Pakistan And Humanity’s Long Struggle Against Sexual Violence
Sexual abuse or molestation is abusive sexual misconduct by one person upon another. It is often perpetrated using force or by taking advantage of another. The worst form of sexual violence is rape. Described as forced sexual activity, it can be directed at women and men alike. According to recognized dictionaries it is defined as unlawful sexual activity and usually sexual intercourse carried out forcibly or under threat of injury against a person’s will or with a person who is beneath a certain age.
Sexual violence and rape may seem trans-historical: for sexual acts that we may categorize as coerced, violent and/or violatory appear to have been known in all historical periods. Yet we must not assume that rape and other forms of sexual aggression have no history. Nor should we suppose that the direction of historical change follows an obvious or inevitable pattern. The specific circumstances, general contexts, and collective and individual meanings attributed to sexual violence may change over time and are matters for historical investigation.
Rape, unfortunately, is as old as the history of human beings on earth. Humans started living in a society and moved gradually towards the formulation of a state by concentrating power. When one tribe, civilization or state claimed victory on another, then as part of their conquest they raped the females from the defeated side in revenge.
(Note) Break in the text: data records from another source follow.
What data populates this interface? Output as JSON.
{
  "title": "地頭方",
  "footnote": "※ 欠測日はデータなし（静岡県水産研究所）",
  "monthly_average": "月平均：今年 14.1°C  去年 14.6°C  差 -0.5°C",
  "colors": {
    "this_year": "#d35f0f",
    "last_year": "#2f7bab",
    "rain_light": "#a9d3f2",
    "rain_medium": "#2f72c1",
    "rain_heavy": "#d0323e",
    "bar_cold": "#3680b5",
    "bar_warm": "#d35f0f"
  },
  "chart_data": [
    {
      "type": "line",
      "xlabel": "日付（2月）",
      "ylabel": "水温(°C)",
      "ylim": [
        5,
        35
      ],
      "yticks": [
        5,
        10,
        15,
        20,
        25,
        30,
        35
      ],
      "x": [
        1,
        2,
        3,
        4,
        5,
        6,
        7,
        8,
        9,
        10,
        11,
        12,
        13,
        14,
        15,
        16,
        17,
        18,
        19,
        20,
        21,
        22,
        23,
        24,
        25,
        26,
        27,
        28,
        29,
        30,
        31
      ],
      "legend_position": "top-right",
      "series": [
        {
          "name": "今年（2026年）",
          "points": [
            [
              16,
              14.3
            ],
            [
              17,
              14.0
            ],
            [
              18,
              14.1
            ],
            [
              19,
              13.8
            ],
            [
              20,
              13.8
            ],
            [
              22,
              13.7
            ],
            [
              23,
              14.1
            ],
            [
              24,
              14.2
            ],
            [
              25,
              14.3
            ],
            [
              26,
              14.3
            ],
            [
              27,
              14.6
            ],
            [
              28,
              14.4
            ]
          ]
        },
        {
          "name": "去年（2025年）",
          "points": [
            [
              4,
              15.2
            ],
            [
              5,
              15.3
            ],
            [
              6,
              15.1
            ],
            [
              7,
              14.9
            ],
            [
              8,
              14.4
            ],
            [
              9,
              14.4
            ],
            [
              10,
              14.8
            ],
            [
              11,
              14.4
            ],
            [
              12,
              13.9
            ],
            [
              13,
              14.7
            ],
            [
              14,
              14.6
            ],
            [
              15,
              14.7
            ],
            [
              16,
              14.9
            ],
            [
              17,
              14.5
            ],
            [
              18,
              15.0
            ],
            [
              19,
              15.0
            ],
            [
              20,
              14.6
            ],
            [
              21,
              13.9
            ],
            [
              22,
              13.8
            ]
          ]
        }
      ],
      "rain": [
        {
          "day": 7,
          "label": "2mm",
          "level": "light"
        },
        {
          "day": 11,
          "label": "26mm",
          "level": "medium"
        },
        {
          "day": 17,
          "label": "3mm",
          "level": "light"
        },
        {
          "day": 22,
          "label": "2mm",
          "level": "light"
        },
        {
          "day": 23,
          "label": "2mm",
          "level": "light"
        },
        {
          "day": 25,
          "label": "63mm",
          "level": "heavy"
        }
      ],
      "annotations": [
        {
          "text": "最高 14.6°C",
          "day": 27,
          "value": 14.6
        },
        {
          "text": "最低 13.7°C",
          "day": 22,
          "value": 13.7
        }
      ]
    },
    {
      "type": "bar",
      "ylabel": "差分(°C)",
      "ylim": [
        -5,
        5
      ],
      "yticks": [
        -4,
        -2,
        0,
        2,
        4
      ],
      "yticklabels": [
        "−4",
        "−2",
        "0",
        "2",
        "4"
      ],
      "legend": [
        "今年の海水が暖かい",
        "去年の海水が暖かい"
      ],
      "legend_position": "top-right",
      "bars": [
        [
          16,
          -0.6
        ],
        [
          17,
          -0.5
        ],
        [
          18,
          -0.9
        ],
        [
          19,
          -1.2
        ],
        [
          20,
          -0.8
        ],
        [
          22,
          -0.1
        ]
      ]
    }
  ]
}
In ancient Greece women were treated as property. In ancient Rome, women were treated as minors according to law and only got a median position if they had children but this was slightly higher than slaves. Throughout their lives they were in the grip of their fathers, brothers and husbands. They faced sexual abuse at every step of the life. The “Rape of the Sabine women” as a panorama is a vital segment in early Roman memory. It has, therefore, attracted much attention from primordial and contemporary historians, poets and artists. Livy presents the rape of the Sabine women as an act of necessity rather than one of violence.
In medieval-era Europe (1100 to 1600), rape was a common aspect of social control exercised over women. If we talk about South Asian Subcontinental history, there were many forms of sexual abuse like forced marriage, abduction, minors being married off and pederasty was also customary. Among Hindus, the practice of Sati was to be found, where widows burned to death on the funeral pyre of their husbands. Many forms of sexual assault continued into the British Raj with the same intensity and persist into the contemporary era.
In Pakistan, some rape cases have received public attention at various moments: renowned actress Shabnam was gang raped in 1978, Mukhtaran Bibi well known as Mukhtaran Mai was victimized on the orders of a tribal council (Panchayat) in 2002, Dr Shazia Khalid was raped by Major Jhanzaib in 2005 resulting in the late Nawab Akbar Buggti demanding from then COAS and President General Pervez Musharraf that action be taken – which was rejected.
In fact, Musharraf gave a very ugly statement about the issue of sexual violence: he expressed the view that many women claimed rape only to obtain European or American visa and nationality. After that statement, he was criticized from within and outside the country. Views of comparable odiousness have persisted in governments since the era of General Musharraf – equally so in the current one.
In the last five years, reported instances of child abuse have been increasing in Pakistan: Kasur, Rawalpinidi, Karachi, Lahore, Islamabad, Bannu and DI Khan appear to be the hotspots. Many culprits were arrested and some of them got capital punishment but it is difficult to claim that it had any impact on the prevalence of this crime.
Meanwhile, in an age where social media is ever more important, women online face the most odious forms of sexual abuse in terms of trolling and vulgarity. This culture was started by the social media teams of the current ruling party PTI which were and are supported by their mainstream leaderships. Other political parties like PML-N started to follow the same nasty approach: Maryam Nawaz Sharif leader of PML N, Dr Shireen Mazari from PTI and various outspoken female journalists are under siege from this abusive culture. The Pride of Pakistan, youngest ever Nobel Laureate Malala Yousafzai, has not been spared such treatment on social media.
Recently, the federal government passed two ordinances that “change the definition of rape” and are aimed at awarding exemplary punishment to rapists, including chemical castration and hanging. This ordinance came into existence after the rape incident that happened on the Lahore Sialkot Motorway where on 09 September, a mother of two children was raped in front of them.
Perhaps most importantly, it is the need of the time to enforce all such laws consistently and firmly. Extraordinarily inhuman punishments, which are often called for by charged citizens, are not the solution.
One of the long-term aspects to be considered is better education, especially around topics related to consent and sexuality. Many people from our male-dominated society oppose sex education while discussing intimate parts with great detail when fighting someone!